Development of Gene Therapy for Lung Disorders

Inherited diseases of the lung such as Primary Ciliary Dyskinesia (PCD), Pulmonary Alveolar Proteinosis (PAP) and Surfactant Protein B (SPB) deficiency (SPBD) are disorders that typically present shortly after birth. The prognosis for such disorders can be poor and in some cases, such as surfactant deficiencies, the disorder is fatal, with affected children dying shortly after delivery. There has been little real interest in developing treatments within the pharmaceutical sector, probably due to the low frequency of incidence and the disparate mechanisms: PCD is caused by a defective lung membrane protein; PAP is the result of defective alveolar macrophage maturation, and SPBD is due to defective SPB secretion by type II pneumocytes. Rather than focus on multiple disease-specific drug development programmes, we are developing a single lung gene delivery platform with the potential to treat many lung disorders using gene therapy.

In order to treat cystic fibrosis, a more common lung disorder, we have developed a highly potent, third-generation, self-inactivating simian immunodeficiency viral vector.

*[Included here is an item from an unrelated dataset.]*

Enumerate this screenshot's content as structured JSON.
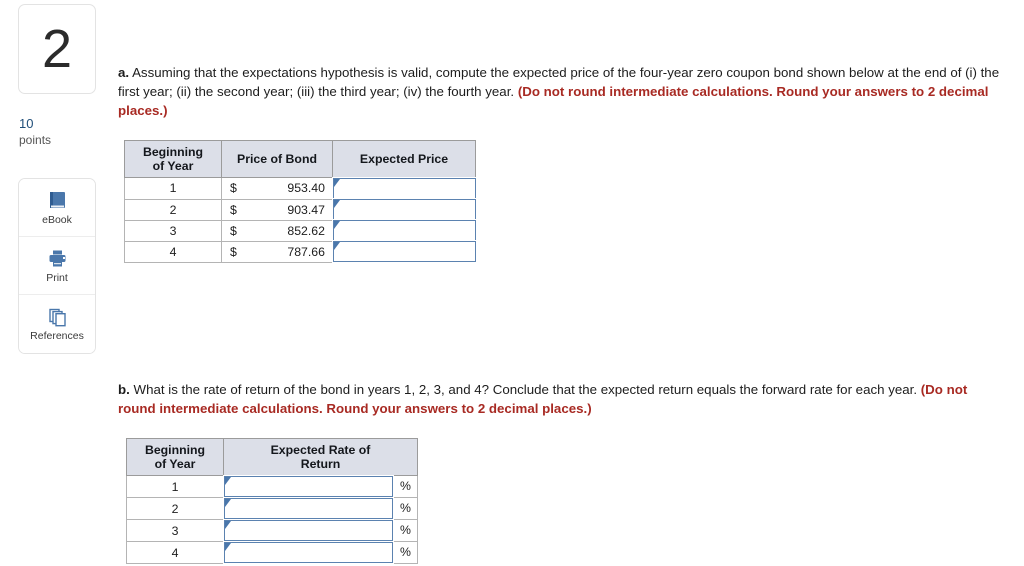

The natural viral envelope protein has been replaced with the F & HN proteins from Sendai virus facilitating highly efficient gene delivery to a wide range of lung cell types. With appropriate promoter sequences, we observe robust expression within the lung for the lifetime of experimental animals. This project aims to exploit our lentiviral lung gene delivery technology in combination wlth cell-specific promoters to direct long-lasting transgene expression. The vectors will be evaluated for the potential to reverse disease features in primary human lung cell cultures and mouse models for the treatment of lung disorders.

The project will be based in the Gene Medicine Research Group in the John Radcliffe Hospital [www.genemedresearch.ox.ac.uk]. The group is expert in the development of gene therapy for lung diseases, and has experience in conducting clinical gene therapy trials, exposing students to all aspects of translational research.

The student will receive training in techniques such as: molecular biology, cell culture, microscopy & imaging, protein characterisation along with virus production/purification and functional evaluation, PCR, FACS, Western blotting, immunocytochemistry, ELISA, Quantitative (RT)-PCR, lentivirus production, & Tangential Flow Filtration (TFF) methods.

The student is encouraged to attend the weekly Methods & Techniques training course based in the nearby Weatherall Institute of Molecular Medicine, as well as internal and guest speaker programmes. All students are expected to participate in training workshops within Oxford University Medical Sciences Division focusing on generic and transferable skills for career progression, including scientific writing and presentation skills, ethics, intellectual property and statistics.